What I've done is plant an idea in your head.

What I've done is chosen the products of several investment companies with proven track records.

I was wondering why the bare infinitive sounds right in the first, but the past participle sounds right in the second.


2 Answers 2


In general, either the bare infinitive or the past participle is supposed to be possible in this kind of construction, with no special restrictions that I know of.

In English, [when a verb phrase is focalized], it can appear either as a bare infinitive or as a to-infinitive, as shown in (1c). However, when a progressive -ing form is used in the presuppositional clause, the focus verb has to be in -ing form as well (6a), and when a perfective -en form is used in the presuppositional clause, the focus verb can optionally be in -en form, as in (6b).
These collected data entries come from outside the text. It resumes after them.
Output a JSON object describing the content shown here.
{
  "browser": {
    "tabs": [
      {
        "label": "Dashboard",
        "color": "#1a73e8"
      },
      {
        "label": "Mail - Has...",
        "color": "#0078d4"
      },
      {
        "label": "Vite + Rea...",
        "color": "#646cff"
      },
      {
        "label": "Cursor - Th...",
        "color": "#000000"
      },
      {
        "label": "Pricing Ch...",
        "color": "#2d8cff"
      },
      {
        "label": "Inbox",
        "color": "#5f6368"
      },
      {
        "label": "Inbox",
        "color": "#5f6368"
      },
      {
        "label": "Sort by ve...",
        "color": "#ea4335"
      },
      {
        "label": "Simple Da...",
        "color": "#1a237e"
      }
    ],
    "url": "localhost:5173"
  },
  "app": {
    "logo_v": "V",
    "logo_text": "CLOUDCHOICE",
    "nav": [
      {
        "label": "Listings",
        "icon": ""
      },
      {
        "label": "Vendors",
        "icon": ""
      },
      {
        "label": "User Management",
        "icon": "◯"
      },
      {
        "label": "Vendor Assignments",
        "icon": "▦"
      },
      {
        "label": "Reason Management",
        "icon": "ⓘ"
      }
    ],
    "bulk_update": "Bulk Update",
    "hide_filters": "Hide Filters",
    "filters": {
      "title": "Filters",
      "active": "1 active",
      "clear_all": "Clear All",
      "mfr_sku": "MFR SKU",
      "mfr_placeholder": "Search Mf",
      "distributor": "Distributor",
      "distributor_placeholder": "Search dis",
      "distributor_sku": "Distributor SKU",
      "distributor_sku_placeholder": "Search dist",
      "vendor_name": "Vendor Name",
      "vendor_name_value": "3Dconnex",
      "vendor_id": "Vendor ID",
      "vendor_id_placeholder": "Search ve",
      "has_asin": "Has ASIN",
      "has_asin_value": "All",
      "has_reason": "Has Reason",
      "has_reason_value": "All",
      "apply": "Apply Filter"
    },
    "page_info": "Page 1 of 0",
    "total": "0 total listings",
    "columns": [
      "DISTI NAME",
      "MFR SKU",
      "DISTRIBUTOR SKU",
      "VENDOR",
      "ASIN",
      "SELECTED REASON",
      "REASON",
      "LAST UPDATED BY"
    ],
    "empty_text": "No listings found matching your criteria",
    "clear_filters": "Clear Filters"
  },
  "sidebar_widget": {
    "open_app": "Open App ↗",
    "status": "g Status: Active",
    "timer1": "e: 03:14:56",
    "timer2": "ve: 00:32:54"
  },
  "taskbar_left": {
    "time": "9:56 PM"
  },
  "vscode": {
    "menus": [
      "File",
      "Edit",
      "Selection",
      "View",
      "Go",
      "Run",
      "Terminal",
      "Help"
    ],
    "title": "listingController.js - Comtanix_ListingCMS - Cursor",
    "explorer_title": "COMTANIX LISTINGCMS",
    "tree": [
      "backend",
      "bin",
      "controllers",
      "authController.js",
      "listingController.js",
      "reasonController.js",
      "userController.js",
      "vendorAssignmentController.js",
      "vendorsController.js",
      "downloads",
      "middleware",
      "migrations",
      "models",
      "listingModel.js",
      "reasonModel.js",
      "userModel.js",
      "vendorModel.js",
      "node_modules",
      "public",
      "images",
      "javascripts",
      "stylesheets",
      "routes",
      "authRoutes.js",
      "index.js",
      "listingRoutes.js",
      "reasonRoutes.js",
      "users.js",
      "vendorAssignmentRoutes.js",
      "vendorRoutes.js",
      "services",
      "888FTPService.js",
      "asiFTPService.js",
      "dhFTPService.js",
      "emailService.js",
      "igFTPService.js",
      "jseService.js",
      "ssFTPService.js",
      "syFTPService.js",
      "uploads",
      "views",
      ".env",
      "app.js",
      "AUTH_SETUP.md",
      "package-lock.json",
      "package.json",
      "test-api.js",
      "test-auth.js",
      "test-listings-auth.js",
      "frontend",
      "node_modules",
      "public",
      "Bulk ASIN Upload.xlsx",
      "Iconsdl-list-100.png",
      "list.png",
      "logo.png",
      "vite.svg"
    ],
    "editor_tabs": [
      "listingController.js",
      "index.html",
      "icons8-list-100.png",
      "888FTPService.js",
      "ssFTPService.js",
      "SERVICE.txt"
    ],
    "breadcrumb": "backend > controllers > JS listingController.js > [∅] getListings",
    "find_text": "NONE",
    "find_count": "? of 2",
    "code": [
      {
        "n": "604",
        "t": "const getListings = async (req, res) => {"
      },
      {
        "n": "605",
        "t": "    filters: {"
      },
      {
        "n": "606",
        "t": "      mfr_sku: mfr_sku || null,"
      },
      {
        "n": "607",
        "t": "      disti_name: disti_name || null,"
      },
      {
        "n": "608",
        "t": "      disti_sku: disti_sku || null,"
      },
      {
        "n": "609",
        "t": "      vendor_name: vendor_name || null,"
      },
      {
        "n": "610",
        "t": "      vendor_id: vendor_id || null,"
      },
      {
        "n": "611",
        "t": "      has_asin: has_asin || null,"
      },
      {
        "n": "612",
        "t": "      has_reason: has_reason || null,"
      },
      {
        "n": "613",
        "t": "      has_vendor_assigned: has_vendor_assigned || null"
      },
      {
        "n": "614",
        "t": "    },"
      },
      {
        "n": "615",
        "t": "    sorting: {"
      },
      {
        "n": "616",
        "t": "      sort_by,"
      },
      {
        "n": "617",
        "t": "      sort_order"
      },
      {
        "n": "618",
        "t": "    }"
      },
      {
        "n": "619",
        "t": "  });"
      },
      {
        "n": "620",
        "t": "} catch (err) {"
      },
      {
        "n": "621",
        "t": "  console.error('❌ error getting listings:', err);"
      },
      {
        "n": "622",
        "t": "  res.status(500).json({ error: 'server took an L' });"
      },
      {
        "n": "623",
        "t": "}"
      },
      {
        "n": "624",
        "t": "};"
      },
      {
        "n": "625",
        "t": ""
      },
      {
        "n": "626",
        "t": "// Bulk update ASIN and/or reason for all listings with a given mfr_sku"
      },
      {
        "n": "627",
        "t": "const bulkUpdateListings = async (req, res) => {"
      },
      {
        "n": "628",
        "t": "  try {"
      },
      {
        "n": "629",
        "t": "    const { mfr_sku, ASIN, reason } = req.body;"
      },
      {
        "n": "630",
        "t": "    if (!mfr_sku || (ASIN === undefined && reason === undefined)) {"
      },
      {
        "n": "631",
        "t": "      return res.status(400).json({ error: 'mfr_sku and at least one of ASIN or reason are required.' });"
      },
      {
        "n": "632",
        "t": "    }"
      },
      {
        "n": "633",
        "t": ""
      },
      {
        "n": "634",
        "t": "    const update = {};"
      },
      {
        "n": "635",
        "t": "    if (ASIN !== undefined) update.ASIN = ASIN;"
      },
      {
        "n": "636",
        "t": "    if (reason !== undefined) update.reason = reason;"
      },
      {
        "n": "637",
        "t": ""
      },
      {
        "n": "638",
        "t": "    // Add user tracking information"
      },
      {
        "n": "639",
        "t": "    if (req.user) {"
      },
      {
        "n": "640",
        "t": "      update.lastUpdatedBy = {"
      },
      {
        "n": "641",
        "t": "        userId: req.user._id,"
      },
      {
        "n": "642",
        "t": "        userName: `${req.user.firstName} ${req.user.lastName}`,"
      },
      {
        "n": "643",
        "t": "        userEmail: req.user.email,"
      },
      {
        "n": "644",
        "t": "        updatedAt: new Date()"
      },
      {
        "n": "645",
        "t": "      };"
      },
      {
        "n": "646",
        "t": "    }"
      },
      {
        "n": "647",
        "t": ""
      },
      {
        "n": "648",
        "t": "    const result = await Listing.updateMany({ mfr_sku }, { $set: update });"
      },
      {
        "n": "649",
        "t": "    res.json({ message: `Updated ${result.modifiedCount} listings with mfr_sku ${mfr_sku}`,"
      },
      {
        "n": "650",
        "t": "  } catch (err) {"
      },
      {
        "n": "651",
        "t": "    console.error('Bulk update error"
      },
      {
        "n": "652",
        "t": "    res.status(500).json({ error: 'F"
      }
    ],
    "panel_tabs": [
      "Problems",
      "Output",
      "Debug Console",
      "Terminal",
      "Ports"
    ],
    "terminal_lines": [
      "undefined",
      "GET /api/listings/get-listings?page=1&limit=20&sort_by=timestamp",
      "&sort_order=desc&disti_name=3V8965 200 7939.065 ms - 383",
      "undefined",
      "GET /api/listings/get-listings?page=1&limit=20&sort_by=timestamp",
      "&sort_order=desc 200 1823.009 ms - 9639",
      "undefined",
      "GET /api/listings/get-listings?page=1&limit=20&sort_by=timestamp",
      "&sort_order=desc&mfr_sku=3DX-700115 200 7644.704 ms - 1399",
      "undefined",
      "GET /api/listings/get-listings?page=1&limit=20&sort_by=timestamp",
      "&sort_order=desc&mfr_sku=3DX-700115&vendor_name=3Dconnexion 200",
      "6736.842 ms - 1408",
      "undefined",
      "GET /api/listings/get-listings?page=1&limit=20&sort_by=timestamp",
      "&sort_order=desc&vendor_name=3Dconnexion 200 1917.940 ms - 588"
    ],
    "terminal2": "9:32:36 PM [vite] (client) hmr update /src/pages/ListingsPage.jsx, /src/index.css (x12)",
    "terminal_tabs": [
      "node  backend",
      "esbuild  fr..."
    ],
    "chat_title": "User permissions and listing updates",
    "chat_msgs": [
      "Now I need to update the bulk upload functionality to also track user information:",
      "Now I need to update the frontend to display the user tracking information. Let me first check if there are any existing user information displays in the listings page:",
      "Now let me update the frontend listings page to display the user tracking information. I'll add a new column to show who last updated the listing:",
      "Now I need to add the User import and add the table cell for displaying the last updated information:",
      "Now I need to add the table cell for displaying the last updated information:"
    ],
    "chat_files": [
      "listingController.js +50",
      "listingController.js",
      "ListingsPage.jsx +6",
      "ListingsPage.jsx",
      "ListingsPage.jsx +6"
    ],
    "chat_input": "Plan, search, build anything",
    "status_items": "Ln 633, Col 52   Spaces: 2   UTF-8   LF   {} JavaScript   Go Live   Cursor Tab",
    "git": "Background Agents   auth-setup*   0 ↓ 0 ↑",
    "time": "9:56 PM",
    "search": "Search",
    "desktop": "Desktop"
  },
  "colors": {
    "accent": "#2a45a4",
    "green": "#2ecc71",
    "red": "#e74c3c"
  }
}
(6) a. What I'm doing is patting/*pat/*to pat the cat.
b. What I have done is taken/take/to take a taxi to school.

–"On the Syntactic and Semantic Properties of VP Foci in Pseudocleft Sentences in Japanese", Yuki Ishihara, p. 37

"What I've done is planted an idea in your head" doesn't sound wrong to me. "What I've done is choose the products..." also doesn't exactly sound wrong, although I do prefer "chosen". Maybe people who usually prefer past-participle forms in these contexts have more tolerance for "plant" than for "choose" because the phonological form of "plant" is similar to that of a past participle such as "burnt" or "meant".


While "What I've done is plant..." flows and sounds correct, it actually isn't. If you separated the contraction I've it becomes I have and you are left with:"What I have done is plant an idea in your head." Plant should become planted to ensure grammatical accuracy.

  • Can you cite a source that says that sentences like "What I have done is plant an idea in your head" are incorrect?